ISLAMABAD: Islamabad will go for the first-ever local government elections today amidst special security arrangements to avoid any law and order situation. Over 680,612 registered voters, 367,960 of them men and 312,652 women, will exercise their voting right during the municipal elections. As many as 2,396 candidates will contest for 550 seats in the federal capital of the country. There are 255 candidates contesting for the chairman seats while 1,210 candidates are battling for the general seats.

A total 351 female candidates will compete for the women seats while 248 candidates will be aiming for the labour seats. On the other hand, 230 candidates will be aiming for the youth councillors while 102 will contest for the minority seats in today’s elections. Over 4,500 police, 625 Army troops, 700 Rangers and 1,000 FC personnel have been deputed in the capital to perform security duties on the occasion. Sources said that the personnel from all these security agencies have been provided special mobile phone SIMs to remain in contact with one another and also with the central control room. The location of these SIMs can also be monitored by the command and control room set up under the Safe City Project, they added.

The federal capital has been divided into 50 union councils. 640 polling stations have been set up in 326 buildings, out of which 62 have been declared sensitive (‘A’ category), 208 in ‘B’ and 56 in the ‘C’ category. Polling stations were declared sensitive in the light of a report prepared by the police’s Special Branch. Army personnel would be deputed at sensitive polling stations. Polling will begin at 7am and continue till 5:30pm without break. The ECP said green ballot papers would be used for the election of chairmen and vice chairmen and white ones for the general seats. The election commission has also set up a control room for the LGs elections monitoring.

As many as 33 teams, comprising police and Rangers personnel, will patrol the city on the occasion. Each team would be assigned an area covering eight to 12 polling stations. Each of the 22 police stations would be provided two platoons of the Frontier Constabulary, each comprising 34 personnel, the sources said. Islamabad Inspector General of Police, Tahir Alam Khan has directed for elaborate security arrangements and he told all police officials to conduct complete checking of buildings before start of polling, besides maintaining close liaison with Returning Officers for peaceful holding of elections. The IGP said that implementation of the code of conduct issued by the election commission will be ensured at every cost and display of weapons as well as aerial firing would be completely banned.

The interior ministry has announced the closure of all government offices at 02.00 PM in Islamabad today to enable the civil servants to cast their ballot in the first-ever local government elections. Majority of civil servants were expecting local holiday on 30th November, the day of the elections but Interior Minister Chaudhry Nisar Ali Khan rejected the proposal moved by the Election Commission of Pakistan and forwarded to him by the Ministry of Interior.

According to reports, Chaudhry Nisar Ali Khan said there would be enough time for the people to cast vote during the day and full-day holiday cannot be granted as it would mean closure of state institutions for three consecutive days.
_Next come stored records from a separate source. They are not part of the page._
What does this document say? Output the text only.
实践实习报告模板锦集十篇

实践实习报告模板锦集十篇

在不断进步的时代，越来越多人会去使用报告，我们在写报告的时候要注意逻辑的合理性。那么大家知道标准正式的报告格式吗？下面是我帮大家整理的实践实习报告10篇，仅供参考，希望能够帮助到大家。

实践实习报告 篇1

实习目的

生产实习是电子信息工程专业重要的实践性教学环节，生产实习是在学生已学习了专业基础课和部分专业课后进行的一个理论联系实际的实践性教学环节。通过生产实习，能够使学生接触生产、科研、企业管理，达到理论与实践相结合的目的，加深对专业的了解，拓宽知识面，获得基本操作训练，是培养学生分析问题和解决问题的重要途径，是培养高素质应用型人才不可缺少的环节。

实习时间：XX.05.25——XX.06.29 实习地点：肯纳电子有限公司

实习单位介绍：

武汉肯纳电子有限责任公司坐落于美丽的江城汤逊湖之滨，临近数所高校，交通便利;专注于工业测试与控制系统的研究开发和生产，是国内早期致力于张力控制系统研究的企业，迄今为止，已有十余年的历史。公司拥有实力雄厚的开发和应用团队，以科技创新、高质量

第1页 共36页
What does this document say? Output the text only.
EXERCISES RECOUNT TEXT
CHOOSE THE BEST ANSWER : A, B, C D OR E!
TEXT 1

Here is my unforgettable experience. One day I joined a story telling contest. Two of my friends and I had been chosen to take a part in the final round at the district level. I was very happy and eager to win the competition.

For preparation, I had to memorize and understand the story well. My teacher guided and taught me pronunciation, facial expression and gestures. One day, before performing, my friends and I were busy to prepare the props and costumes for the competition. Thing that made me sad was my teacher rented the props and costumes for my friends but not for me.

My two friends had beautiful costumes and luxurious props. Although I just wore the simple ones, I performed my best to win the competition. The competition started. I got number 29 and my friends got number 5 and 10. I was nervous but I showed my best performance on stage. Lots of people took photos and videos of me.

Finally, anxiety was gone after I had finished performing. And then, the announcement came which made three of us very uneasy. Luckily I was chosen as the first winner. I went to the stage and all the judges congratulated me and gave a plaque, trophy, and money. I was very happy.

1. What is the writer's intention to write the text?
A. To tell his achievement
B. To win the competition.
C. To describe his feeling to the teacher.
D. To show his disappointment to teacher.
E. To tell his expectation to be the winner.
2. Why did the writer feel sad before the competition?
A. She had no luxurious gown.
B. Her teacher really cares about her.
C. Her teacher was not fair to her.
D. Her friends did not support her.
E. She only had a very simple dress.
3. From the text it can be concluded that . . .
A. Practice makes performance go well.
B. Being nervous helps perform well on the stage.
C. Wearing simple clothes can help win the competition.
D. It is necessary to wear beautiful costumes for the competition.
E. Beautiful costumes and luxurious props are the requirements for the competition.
He said those who are to exercise their right to vote can do so after 02.00 PM. He pointed out that nowhere in the world public holiday is declared on the election day. In the past public holidays had been declared on the occasion of general elections and local holidays during the first two phases of local government elections in Punjab and Sindh. The Sunday’s decision to close the government offices in Islamabad at 2pm on the polling day comes after criticism from the opposition parties, particularly PTI that why the government has not declared local holiday on the occasion of the elections.

The decision on the part of the government is a reflection of no-confidence against the government employees. “The government is fearing that the employees would vote against the ruling party… otherwise there is no justification for the decision to open offices on the polling day,” a government employee at the Ministry of Interior said on condition of anonymity.